Aside from the orangutans and their three separate rehab and feeding centres within the park, there are proboscis monkeys and gibbons to see on land, along with hornbills and kingfishers in the air and crocodiles in the water, although I didn’t see any, which was just as well as I went swimming in the river several times to beat the oppressive humidity. The almost-drowned landscape, the thick luxuriant plant growth in the forest and the misty mornings on the river, punctuated by the hoots of the gibbons and the grunting and crashing of proboscis monkeys in the trees, make for a magical wildlife experience.
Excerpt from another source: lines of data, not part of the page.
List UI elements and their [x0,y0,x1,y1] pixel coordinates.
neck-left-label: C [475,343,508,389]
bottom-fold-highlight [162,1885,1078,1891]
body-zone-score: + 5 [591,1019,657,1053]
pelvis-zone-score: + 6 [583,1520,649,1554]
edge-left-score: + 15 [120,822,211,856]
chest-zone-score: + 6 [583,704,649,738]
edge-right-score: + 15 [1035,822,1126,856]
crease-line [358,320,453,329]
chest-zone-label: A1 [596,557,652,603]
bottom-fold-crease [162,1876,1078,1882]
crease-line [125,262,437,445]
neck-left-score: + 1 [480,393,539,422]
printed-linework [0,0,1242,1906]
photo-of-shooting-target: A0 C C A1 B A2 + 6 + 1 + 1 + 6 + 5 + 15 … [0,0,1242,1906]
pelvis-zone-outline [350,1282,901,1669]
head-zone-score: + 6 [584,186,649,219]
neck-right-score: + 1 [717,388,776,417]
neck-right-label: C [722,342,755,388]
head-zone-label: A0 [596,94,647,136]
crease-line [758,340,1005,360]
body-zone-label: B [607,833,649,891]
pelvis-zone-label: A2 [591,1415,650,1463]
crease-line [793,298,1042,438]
I made it to two more feeding times, one at the main rehab centre at Camp Leakey and one at Pondok Tangui, and I also visited the proboscis monkey research station at Natai Langkuas. The Camp Leakey feeding was impressive, with 10 orangs, including four mothers with babies, swinging in arm-over-arm for the occasion, while one youngster climbed up on my back and got a piggyback ride to the feeding platform. Feeling his breath on my neck and his all-too-human forearm around my throat. I thought of how lucky I was to encounter one of my distant primate cousins under such circumstances.
I watched two unrehabilitated mothers, who had spent most of their lives refusing to leave Camp Leakey, begging for fruit from the boat crews on the dock, and watched one ill-tempered mother, carrying her baby on her hip, nimbly chase another mother and baby straight up an observation tower and keep her trapped at the top for an hour. I followed an orangutan through the forest on foot for half a kilometre, until she climbed a tree and was lost to view in the dense forest canopy. Five forlorn juveniles vainly tried to shelter from the rain (orangs hate the rain) as they waited for a feeding, which was cancelled because the downpour would cut down on orang attendance. A mother along the riverbank, far from Camp Leakey, picked jackfruit for her two youngsters.
As I chugged out of the park, in a blinding downpour, after three wonderful days, bound for the grimy port town of Kumai, I reflected that even if rehabilitation often doesn’t work – resulting in lifelong primate welfare mothers – Dr. Guldikas and her staff deserve congratulations for their efforts. They help preserve the dwindling population of these beautiful, gentle creatures with nearly-human hands and eyes, and longing, heartbreaking looks on their faces.